Figure 7. Evaluation of discrimination ability using (A) shorter probe or (B) longer target.

(A) Fluorescence emission spectra of P_s (50 nM) at different conditions: (a) P_s–PMPD complex; (b) P_s–PMPD complex+300 nM T_s1; (c) P_s–PMPD complex+300 nM T_s2; (d) P_s–PMPD complex+300 nM T_s3. (B) Fluorescence emission spectra of P_HIV (50 nM) in the presence of PMPD nanorods at different conditions: (a) P_HIV–PMPD complex; (b) P_HIV–PMPD complex+300 nM T_L1; (c) P_HIV–PMPD complex+300 nM T_L2. Inset: fluorescence intensity histograms with error bar. Excitation was at 480 nm, and the emission was monitored at 522 nm. All measurements were done in Tris-HCl buffer in the presence of 5 mM Mg²⁺ (pH: 7.4). 10-µL PMPD nanorods were used in each measurement.

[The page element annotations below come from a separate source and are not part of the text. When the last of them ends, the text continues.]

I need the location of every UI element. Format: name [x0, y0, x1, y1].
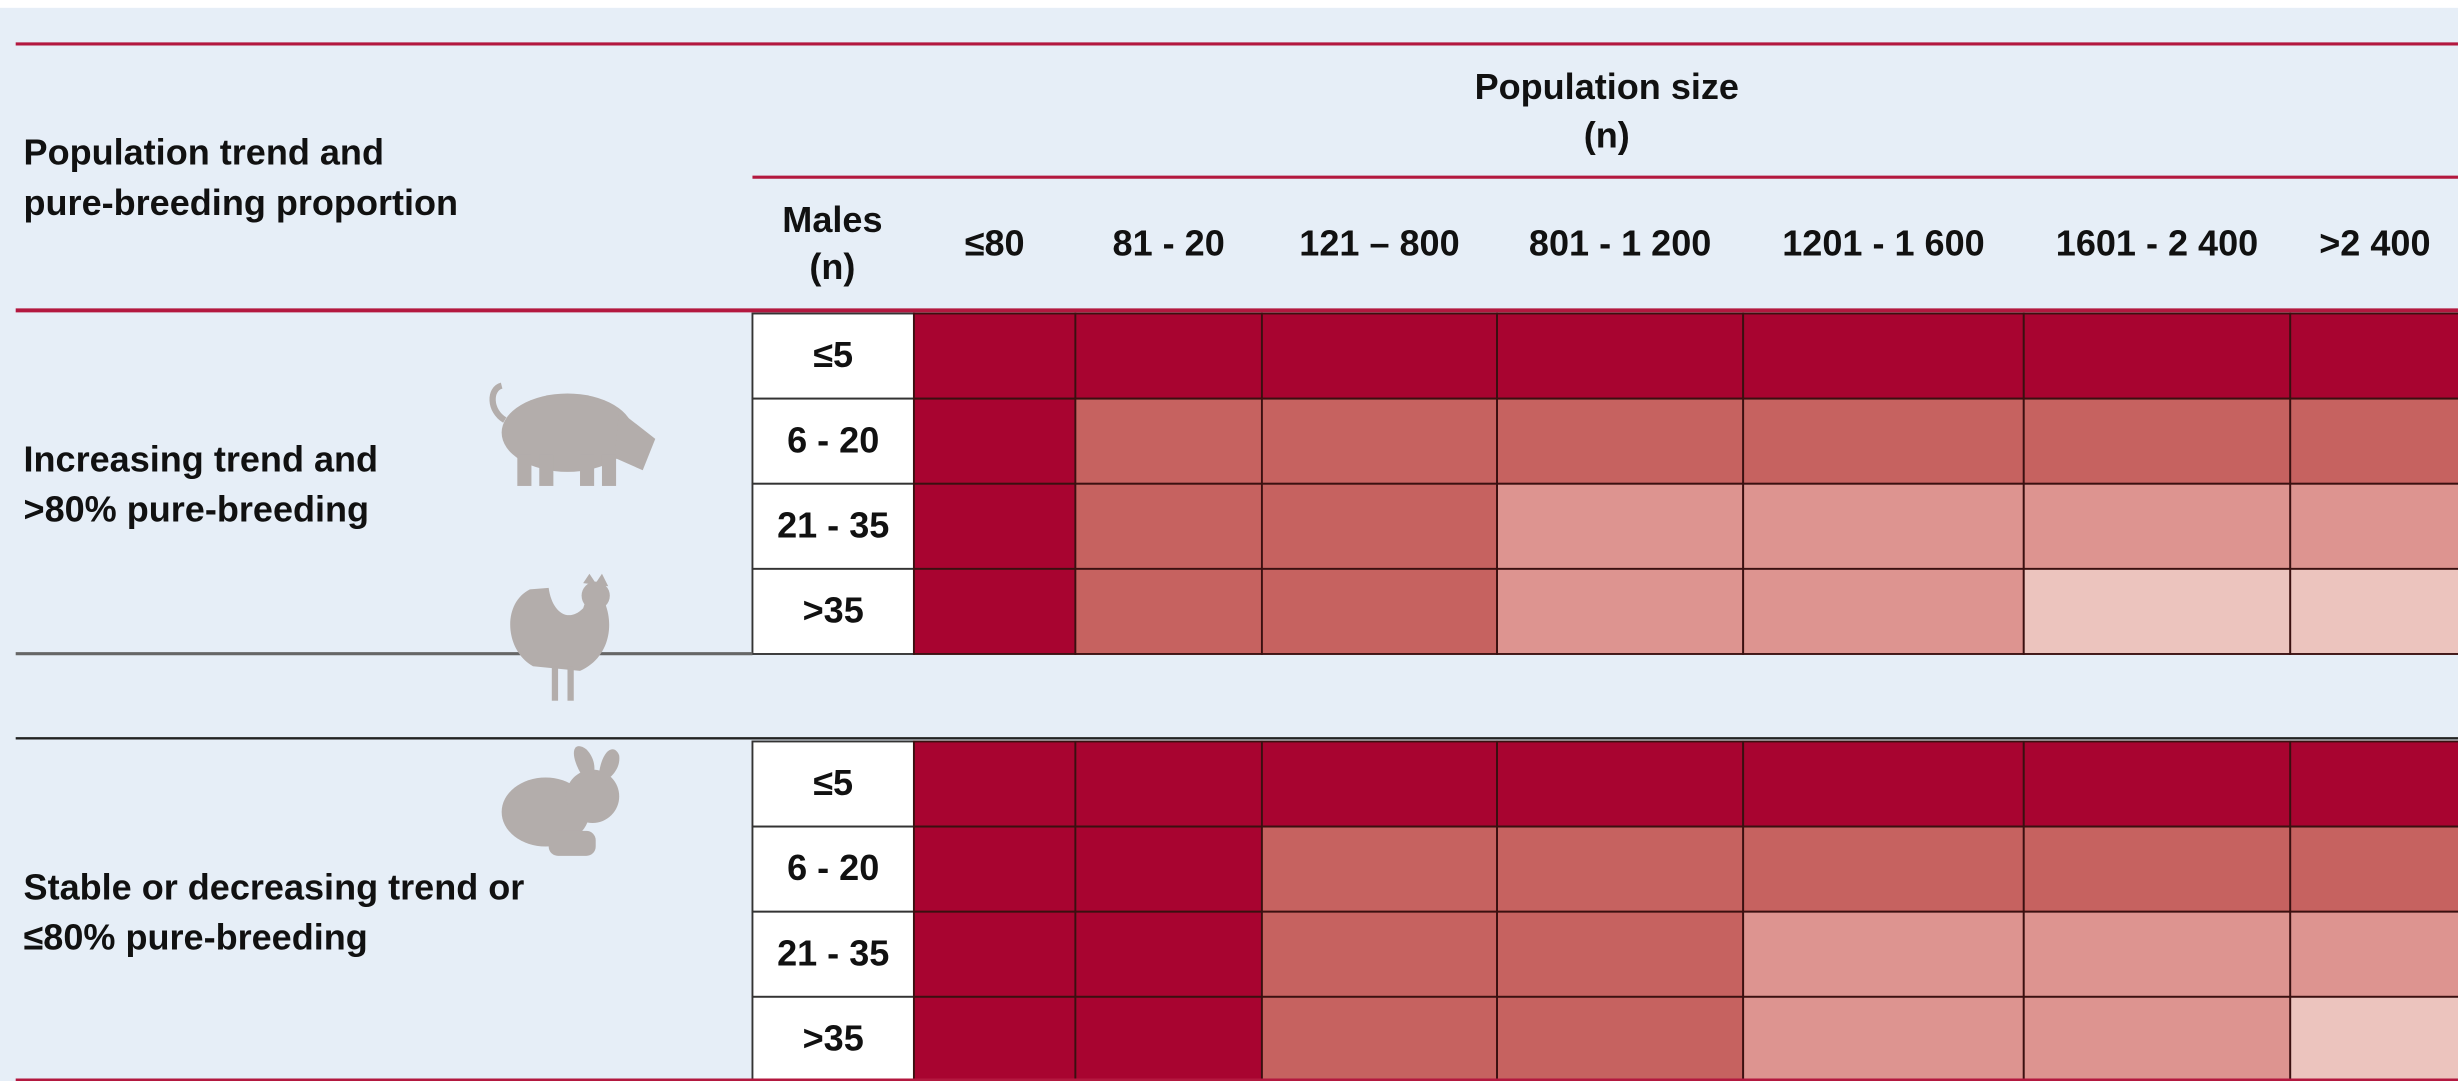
males-label: >35: [803, 590, 864, 631]
males-label: 6 - 20: [787, 419, 879, 460]
column-header: >2 400: [2319, 223, 2430, 264]
risk-cell: [2289, 910, 2458, 998]
risk-cell: [2022, 312, 2292, 400]
risk-cell: [2022, 567, 2292, 655]
group-label: Increasing trend and: [24, 438, 379, 479]
risk-cell: [2289, 567, 2458, 655]
males-cell: [751, 910, 915, 998]
risk-cell: [2022, 995, 2292, 1081]
row-header: pure-breeding proportion: [24, 182, 459, 223]
pig-icon: [489, 382, 656, 486]
risk-cell: [2022, 910, 2292, 998]
risk-cell: [912, 995, 1077, 1081]
males-label: 21 - 35: [777, 932, 889, 973]
risk-cell: [912, 397, 1077, 485]
males-cell: [751, 825, 915, 913]
risk-cell: [1260, 825, 1498, 913]
group-label: Stable or decreasing trend or: [24, 866, 525, 907]
males-label: 21 - 35: [777, 504, 889, 545]
risk-cell: [1742, 995, 2025, 1081]
males-label: ≤5: [813, 334, 853, 375]
column-header: ≤80: [965, 223, 1025, 264]
males-label: 6 - 20: [787, 847, 879, 888]
risk-cell: [1260, 312, 1498, 400]
risk-cell: [1742, 910, 2025, 998]
males-cell: [751, 995, 915, 1081]
column-group-header: (n): [1584, 114, 1630, 155]
risk-cell: [1742, 312, 2025, 400]
risk-cell: [1742, 825, 2025, 913]
column-group-header: Population size: [1475, 66, 1739, 107]
males-header: Males: [782, 199, 882, 240]
risk-cell: [912, 567, 1077, 655]
rooster-icon: [510, 573, 610, 701]
risk-cell: [2022, 825, 2292, 913]
group-label: ≤80% pure-breeding: [24, 916, 368, 957]
risk-cell: [1496, 910, 1745, 998]
risk-cell: [1074, 397, 1263, 485]
risk-cell: [1260, 740, 1498, 828]
risk-cell: [2289, 825, 2458, 913]
risk-cell: [1496, 312, 1745, 400]
row-header: Population trend and: [24, 132, 384, 173]
males-cell: [751, 567, 915, 655]
column-header: 121 – 800: [1299, 223, 1459, 264]
risk-cell: [2289, 312, 2458, 400]
males-header: (n): [809, 246, 855, 287]
risk-cell: [1074, 825, 1263, 913]
risk-cell: [2289, 740, 2458, 828]
risk-cell: [1496, 740, 1745, 828]
risk-cell: [912, 825, 1077, 913]
icons: [489, 382, 656, 856]
risk-cell: [1074, 910, 1263, 998]
risk-cell: [912, 910, 1077, 998]
risk-cell: [912, 312, 1077, 400]
males-label: ≤5: [813, 762, 853, 803]
risk-cell: [1496, 482, 1745, 570]
risk-cell: [1742, 740, 2025, 828]
column-header: 81 - 20: [1113, 223, 1225, 264]
risk-cell: [1074, 567, 1263, 655]
column-header: 1601 - 2 400: [2056, 223, 2258, 264]
risk-cell: [2289, 397, 2458, 485]
risk-cell: [1742, 567, 2025, 655]
risk-cell: [1260, 397, 1498, 485]
males-cell: [751, 740, 915, 828]
risk-cell: [1074, 482, 1263, 570]
risk-cell: [2022, 740, 2292, 828]
column-header: 801 - 1 200: [1529, 223, 1711, 264]
risk-cell: [1260, 567, 1498, 655]
risk-cell: [1496, 567, 1745, 655]
risk-cell: [1742, 482, 2025, 570]
risk-cell: [1074, 312, 1263, 400]
risk-cell: [1742, 397, 2025, 485]
males-label: >35: [803, 1017, 864, 1058]
risk-cell: [1496, 397, 1745, 485]
risk-cell: [1496, 995, 1745, 1081]
risk-cell: [2289, 995, 2458, 1081]
risk-cell: [912, 482, 1077, 570]
risk-cell: [1496, 825, 1745, 913]
risk-cell: [2022, 482, 2292, 570]
rabbit-icon: [501, 746, 620, 856]
risk-cell: [2022, 397, 2292, 485]
column-header: 1201 - 1 600: [1782, 223, 1984, 264]
risk-cell: [2289, 482, 2458, 570]
risk-cell: [1260, 910, 1498, 998]
risk-cell: [1074, 995, 1263, 1081]
risk-cell: [912, 740, 1077, 828]
group-label: >80% pure-breeding: [24, 488, 370, 529]
risk-cell: [1074, 740, 1263, 828]
risk-cell: [1260, 482, 1498, 570]
risk-cell: [1260, 995, 1498, 1081]
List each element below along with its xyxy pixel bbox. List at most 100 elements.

Figure 8. Performance of single-base mismatch discrimination in the presence of blood serum.

The histograms of fluorescence intensity ratio of F(T₂)/F(T₁), where F(T₁) and F(T₂) are the fluorescence intensities in the presence of different amount of blood serum spiked with T₁ and T₂, respectively. ([T₁] = 300 nM; [T₂] = 300 nM). Excitation was at 480 nm, and the emission was monitored at 522 nm. The total volume of each sample was 300 µL in Tris-HCl buffer (pH 7.4) containing 5 mM Mg²⁺. 10-µL PMPD nanorods were used in each measurement.

Figure 9. Multiplex DNA detection.

Fluorescence intensity histograms of the probe mixture ([P_HIV] = [P_HBV] = [P_K167] = 50 nM) toward different target combinations in the presence of PMPD nanorods under excitation/emission wavelengths of 480/522, 587/601, and 643/660 nm/nm. All measurements were done in Tris-HCl buffer in the presence of 5 mM Mg²⁺ (pH: 7.4). 10-µL PMPD nanorods were used in each measurement.